Herrn Sasseraths Aussagen und Überlegungen zum JHQ-Areal sind plausibel und nicht von der Hand zu weisen. Welcher Investor will erst mal teuer aufräumen (Altlasten)? Doch nur, wenn er anschließend richtig gut dabei verdient. Das kann nach hinten losgehen.
Bei 470 ha wäre ohne weiteres ein Windpark denkbar. Für 12 große Windenergieanlagen braucht man etwa 100 ha. Wenn die Voraussetzungen stimmen bringt das Jahr für Jahr gutes Geld.
Auch der Aspekt Landwirtschaft ist absolut richtig. Landwirtschaftliche Flächen werden zukünftig eine immer größere Rolle und Bedeutung haben, denn sie werden immer knapper.
FLINTSTONE kann ich nur zustimmen. Erst mal abwarten, was bei der Prüfung herauskommt. Nicht alles muss negativ sein.

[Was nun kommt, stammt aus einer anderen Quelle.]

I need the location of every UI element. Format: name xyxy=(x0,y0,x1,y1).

So ein bisschen mehr Tafelsilber könnte unserer Stadt nicht schaden. Davon ist in den letzten Jahrzehnten schon viel zu viel zu Schleuderpreisen an die Falschen nahezu verschenkt worden.
Ist doch beim Super-HDZ nicht viel besser. Der Investor kriegt das Grundstück (allerbeste Lage!) zum Freundschaftspreis weil er angeblich so viel an Kosten drumherum übernimmt und mit seinem finanziellen Engagement sozusagen der Retter MGs ist.

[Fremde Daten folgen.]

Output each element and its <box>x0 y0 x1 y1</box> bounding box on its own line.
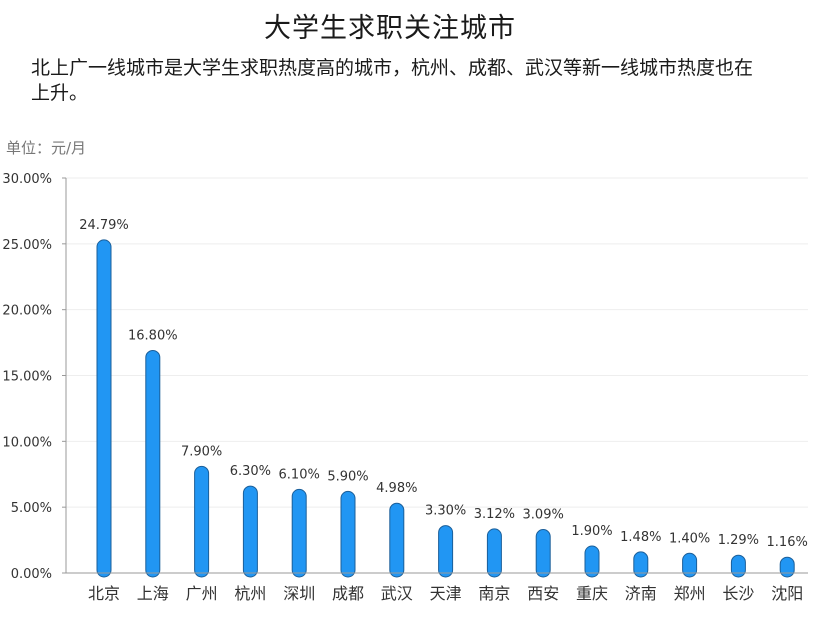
bar <box>633 551 649 578</box>
data-label: 3.30% <box>425 504 466 519</box>
bar <box>438 525 454 578</box>
x-tick-label: 杭州 <box>234 584 266 603</box>
data-label: 1.29% <box>718 533 759 548</box>
y-tick-label: 5.00% <box>11 501 52 516</box>
data-label: 1.48% <box>620 530 661 545</box>
x-tick-label: 成都 <box>332 584 364 603</box>
bar <box>730 554 746 578</box>
bar <box>584 545 600 578</box>
data-label: 1.16% <box>767 535 808 550</box>
x-tick-label: 郑州 <box>674 584 706 603</box>
y-tick-label: 25.00% <box>2 238 52 253</box>
bar <box>389 502 405 578</box>
chart-title: 大学生求职关注城市 <box>264 13 516 44</box>
x-tick-label: 广州 <box>186 584 218 603</box>
x-tick-label: 沈阳 <box>771 584 803 603</box>
data-label: 24.79% <box>79 218 129 233</box>
x-tick-label: 重庆 <box>576 584 608 603</box>
data-label: 1.90% <box>571 524 612 539</box>
unit-label: 单位：元/月 <box>6 139 87 157</box>
data-label: 5.90% <box>327 469 368 484</box>
y-tick-label: 15.00% <box>2 370 52 385</box>
x-tick-label: 南京 <box>478 584 510 603</box>
data-label: 7.90% <box>181 444 222 459</box>
data-label: 6.10% <box>279 467 320 482</box>
bar <box>779 556 795 578</box>
bar <box>535 529 551 578</box>
x-tick-label: 长沙 <box>722 584 754 603</box>
x-tick-label: 北京 <box>88 584 120 603</box>
data-label: 3.09% <box>523 508 564 523</box>
x-tick-label: 济南 <box>625 584 657 603</box>
bar <box>340 490 356 578</box>
y-tick-label: 20.00% <box>2 304 52 319</box>
bar <box>486 528 502 578</box>
data-label: 16.80% <box>128 328 178 343</box>
bar <box>145 349 161 578</box>
bar <box>96 239 112 578</box>
bar <box>682 552 698 578</box>
data-label: 1.40% <box>669 531 710 546</box>
data-label: 3.12% <box>474 507 515 522</box>
x-tick-label: 天津 <box>430 584 462 603</box>
bar <box>194 465 210 578</box>
y-tick-label: 0.00% <box>11 567 52 582</box>
x-tick-label: 深圳 <box>283 584 315 603</box>
x-tick-label: 上海 <box>137 584 169 603</box>
data-label: 4.98% <box>376 481 417 496</box>
y-tick-label: 30.00% <box>2 172 52 187</box>
x-tick-label: 武汉 <box>381 584 413 603</box>
bar <box>291 488 307 578</box>
y-tick-label: 10.00% <box>2 435 52 450</box>
bar <box>242 485 258 578</box>
data-label: 6.30% <box>230 464 271 479</box>
chart-subtitle: 北上广一线城市是大学生求职热度高的城市，杭州、成都、武汉等新一线城市热度也在上升… <box>31 57 754 104</box>
x-tick-label: 西安 <box>527 584 559 603</box>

Die Folgekosten hat die Stadt/Bürger. Beispiel Sperrung Stepgesstraße, die vorher für Millionen aufwändig ausgebaut wurde, Mehrbelastung Verkehr und Ausbau anderer Straßen.
Von den Folgen für die Geschäfte und Hauseigentümer (Leerstände) Hindenburgstraße und Umgebung ganz zu schweigen. Das wird nicht lustig. Auch wenn die Politik sehr euphorisch ist.
2.
FLINTSTONE schrieb am 30.05.2012 um 11:44 Uhr:
Vielleicht sollten wir ja erst mal warten, bis die Verwaltung dazu was erarbeitet hat, bevor wir von „Verschleudern“ reden.
Bis da etwas wirklich spruchreif wird, sind wir einige Jahre älter.
1.
nihil-est schrieb am 30.05.2012 um 10:46 Uhr:
Der “ billigste “ mir bekannte Preis soll bei 4,2 Millionen Euro liegen. Zuzüglich aller Kosten für Abriss, Bodensanierung etc, etc.
Noch bevor also die erste Tranche aus dem Stärkungspakt Stadtfinanzen überhaupt eintrifft – und auch nur 1 lächerlicher Cent!!! gespart wurde wird also weiter mit Millionenbeträgen verschleudernd um sich geworfen.
Von den ganzen Risiken, auch in Höhe von Millionenbeträgen, will ich erst gar nicht anfangen.
Solche haben wir mehrere derzeit in MG ( Altes Finanzamt, Zeugdruckerei, “ Objekt 105 „, EKZ, usw ) und somit mehr als genug.
Das ist einfach nur mehr als 1 Nummer zu gross für unsere Lokalfürsten.
Wir müssen in MG zuerst von den Schulden runter.